Elusiveness and Illusion
The Art of Spencer Pettit
Friday, August 12, 2022 – Exhibit Opens
Friday, August 12, 2022 Reception with Spencer’s wife Heather McPherson 6 – 9 pm
Monday October 3, 2022- Exhibit Ends
The Sandbar, Anna Maria Island, 2021, Monotype print on paper with overpainting
Colosseum Rome, 2021, Monotype print on paper with pen and pencil detail
Purchase a Spencer Pettit original
Artwork can be arranged for pick up at the MDCA gallery after Monday October 3.
Email [email protected] for more information
Growing up on the Southside of Chicago, Spencer Pettit was drawn to art when he was 10 years old. Life magazine had just published a special issue on Picasso to coincide with the August 15, 1967, unveiling of an untitled Picasso sculpture in downtown Chicago’s Daly Plaza. Seeing the commissioned art, standing 50 feet tall and weighing more than 160 tons, Spencer began to understand that art could be boundless. It could take on many forms and contain narratives that could be based on the personal associations and collaborations he would make throughout his life. Spencer Pettit believed that making art is the act of discovery and the result should always create a scenario that encourages viewers and other artists to look deeper.
Spencer apprenticed with artist Thornton Utz, graduated from Ringling School of Art in 1979 and worked as an Illustrator and Graphic Artist for the Orlando Sentinel until 1985. He spent the next 10 years running his own advertising agency, Spencer Pettit & Associates, and then working as an art director with two other Orlando advertising agencies.
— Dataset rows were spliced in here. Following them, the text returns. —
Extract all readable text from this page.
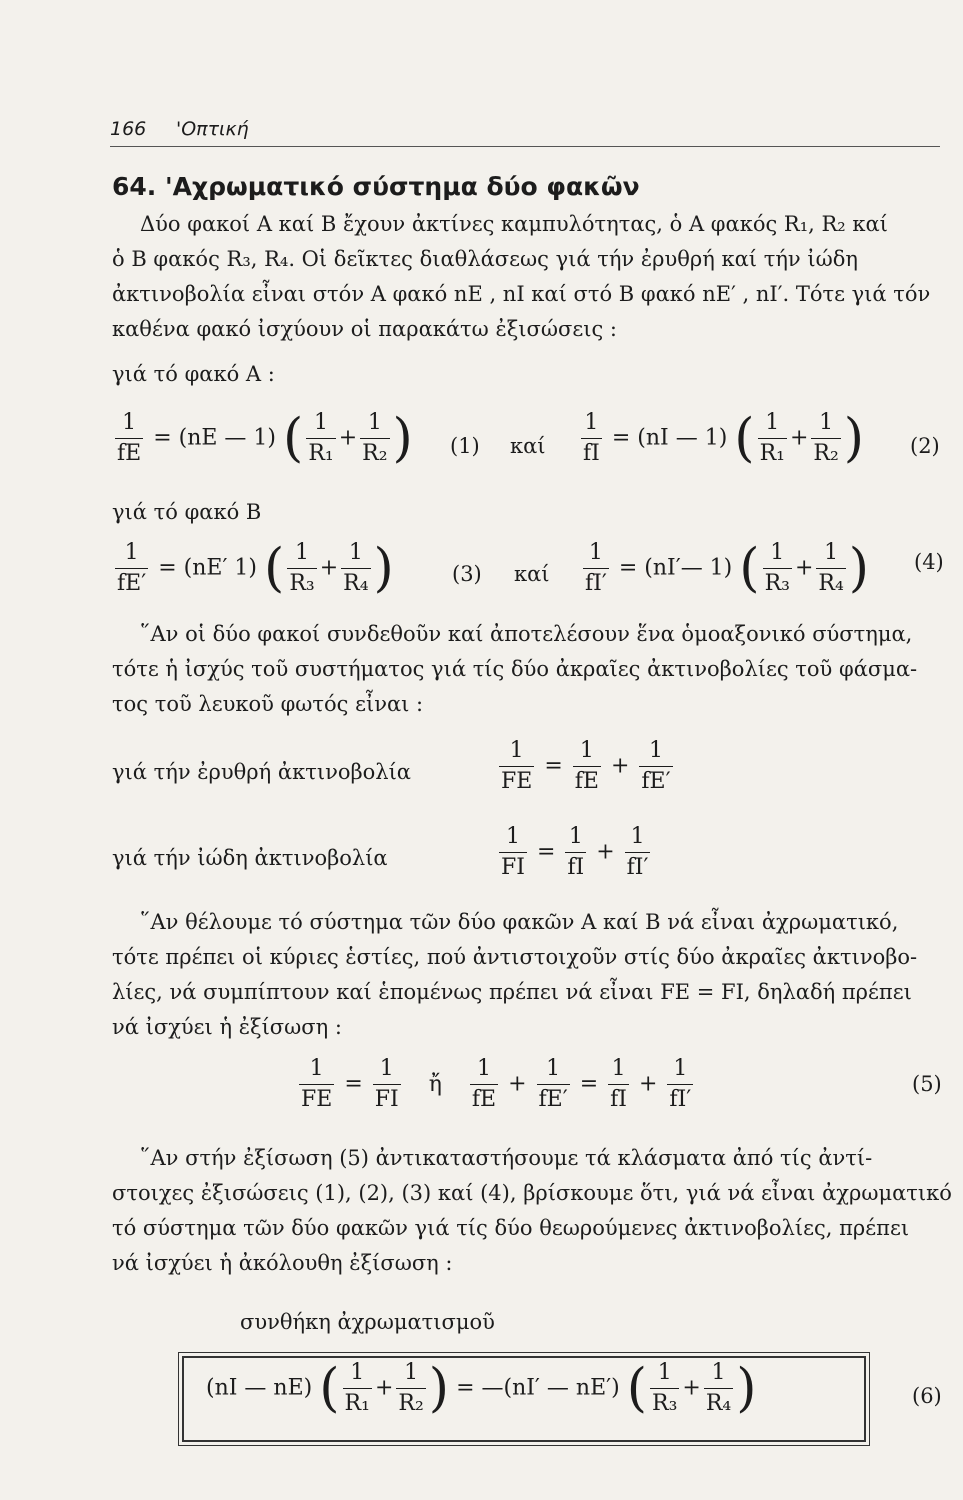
166 'Οπτική
64. 'Αχρωματικό σύστημα δύο φακῶν
Δύο φακοί Α καί Β ἔχουν ἀκτίνες καμπυλότητας, ὁ Α φακός R₁, R₂ καί
ὁ Β φακός R₃, R₄. Οἱ δεῖκτες διαθλάσεως γιά τήν ἐρυθρή καί τήν ἰώδη
ἀκτινοβολία εἶναι στόν Α φακό nE , nI καί στό Β φακό nE′ , nI′. Τότε γιά τόν
καθένα φακό ἰσχύουν οἱ παρακάτω ἐξισώσεις :
γιά τό φακό Α :
$\frac{1}{fE} = (nE$ — 1) ( $\frac{1}{\text{R₁}} + \frac{1}{\text{R₂}}$ ) (1) καί $\frac{1}{fI} = (nI$ — 1) ( $\frac{1}{\text{R₁}} + \frac{1}{\text{R₂}}$ ) (2)
γιά τό φακό Β
$\frac{1}{fE'} = (nE'$ 1) ( $\frac{1}{\text{R₃}} + \frac{1}{\text{R₄}}$ )	(3) καί $\frac{1}{fI'}$ = (nI′— 1) ( $\frac{1}{\text{R₃}} + \frac{1}{\text{R₄}}$ ) (4)
῞Αν οἱ δύο φακοί συνδεθοῦν καί ἀποτελέσουν ἕνα ὁμοαξονικό σύστημα,
τότε ἡ ἰσχύς τοῦ συστήματος γιά τίς δύο ἀκραῖες ἀκτινοβολίες τοῦ φάσμα-
τος τοῦ λευκοῦ φωτός εἶναι :
γιά τήν ἐρυθρή ἀκτινοβολία	$\frac{1}{FE} = \frac{1}{fE} + \frac{1}{fE'}$
γιά τήν ἰώδη ἀκτινοβολία	$\frac{1}{FI} = \frac{1}{fI} + \frac{1}{fI'}$
῞Αν θέλουμε τό σύστημα τῶν δύο φακῶν Α καί Β νά εἶναι ἀχρωματικό,
τότε πρέπει οἱ κύριες ἑστίες, πού ἀντιστοιχοῦν στίς δύο ἀκραῖες ἀκτινοβο-
λίες, νά συμπίπτουν καί ἑπομένως πρέπει νά εἶναι FE = FI, δηλαδή πρέπει
νά ἰσχύει ἡ ἐξίσωση :
$\frac{1}{FE} = \frac{1}{FI}$ ἤ $\frac{1}{fE} + \frac{1}{fE'} = \frac{1}{fI} + \frac{1}{fI'}$	(5)
῞Αν στήν ἐξίσωση (5) ἀντικαταστήσουμε τά κλάσματα ἀπό τίς ἀντί-
στοιχες ἐξισώσεις (1), (2), (3) καί (4), βρίσκουμε ὅτι, γιά νά εἶναι ἀχρωματικό
τό σύστημα τῶν δύο φακῶν γιά τίς δύο θεωρούμενες ἀκτινοβολίες, πρέπει
νά ἰσχύει ἡ ἀκόλουθη ἐξίσωση :
συνθήκη ἀχρωματισμοῦ
(nI — nE) ( $\frac{1}{\text{R₁}} + \frac{1}{\text{R₂}}$ ) = —(nI′ — nE′) ( $\frac{1}{\text{R₃}} + \frac{1}{\text{R₄}}$ )	(6)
His job as an art director overlapped with his personal pursuits as a fine artist, and he began exhibiting work throughout Central Florida including at the Orlando Museum of Art, Crealde School of Art, and the Marie Ferrer Gallery. While still producing his own work, he opened two small art galleries in Mount Dora — Chiaroscuro and Three-Legged Dog. In his final years, he concentrated on fine art and three-dimensional interpretive pieces. His work crosses many disciplines including surrealism, impressionism, realism, and abstract expressionism.
“The process is the destination for me as an artist. Although at first impression, my work may appear to be expressionist or abstract, my work is based in realism, and I think of myself as a process artist. It is figurative, textural, raw, and earthy. I hope to encourage the viewer to look deeper at the work, beyond the initial visual aspect.
“I want the viewer to evaluate the process that created the artwork. It is a constant evolving process of discover and invention. Each work contains elements that carry over to my next work and over time, a common thread emerges that ties the body of work together. “I hope my work evolves beyond the sum of its parts, like a sentence developing into a paragraph, a paragraph into a chapter, and chapters into a book — allowing each stage to become a complete idea.